Brasil Foods (BRF), the merge-resulting company, is gigantic: Brazil’s top-5 exporter and largest meat exporter; world largest chicken exporter (140 countries); US$ 20 billion plus annual revenue; 115,000 employees; 61 plants in Brazil and 7 abroad besides 24 commercial offices worldwide. Brazil’s chicken industry is institutionally represented solely by the Brazilian Association of Poultry Producers and Exporters, UBA-BEF (www.abef.com.br), which also congregates the other chain stakeholders.
In response to the demand imposed by business globalisation, a few Brazilian meat companies started a robust and rapid internationalisation process about five years ago.

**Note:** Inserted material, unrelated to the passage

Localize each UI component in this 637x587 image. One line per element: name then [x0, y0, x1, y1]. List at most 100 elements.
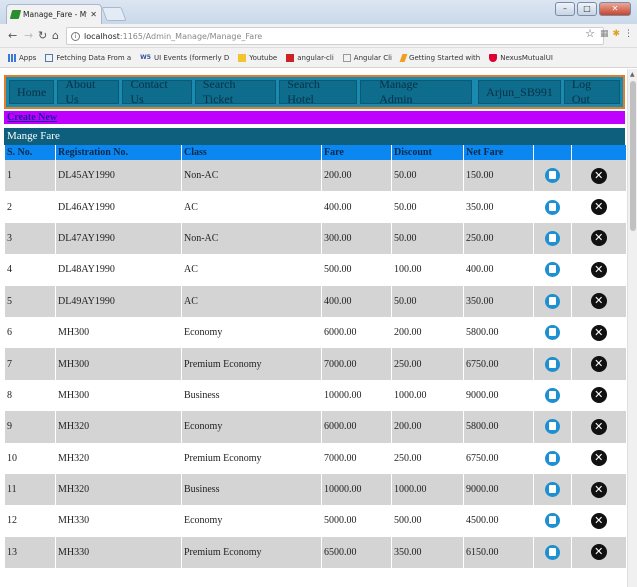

This transnational move first led Perdigão to acquire Friki, an important Dutch meat processor, and JBS and Marfrig to acquire successive beef companies in Argentina, Australia, Uruguay, Paraguay and USA (among others, Swift, acquired by JBS), establishing a strong foothold in cattle production and/or beef processing sectors in those countries. Thereafter, the process zeroed in on chicken companies with the same intensity; JBS acquiring leading US poultry giant Pilgrim’s Pride, Marfrig acquiring Irish Moy Park and BRF acquiring, more recently, Argentinean Avex. To finally target food companies - US Keystone Food was acquired by Marfrig. Last but not least, BRF announced recently a new meat processing plant in the UAE and a partnership with giant Chinese Dah Chon Hong to produce and distribute its products in China. Who’s next?
Brazil hosting WPC 2012
The 24th world congress and show of the World’s Poultry Science Association (WPSA), will be held in Salvador, Brazil from August 5-9 this year. This congress coincides with the celebration of the 100th anniversary of WPSA.
The World’s Poultry Congress (WPC 2012) will be held at the Convention Center of the city of Salvador in Bahia state.
It will cover important aspects of the meat and egg production chain, from the most elementary fields, live production (management, nutrition, health, environment, and animal welfare) to processing technologies and presentation of the final product. Hundreds of scientific studies from all over the world will be presented by internationally renowned researchers and experts on poultry genetics, nutrition, health, and management. In addition, hundreds of companies are exhibiting at the show which takes place concurrently.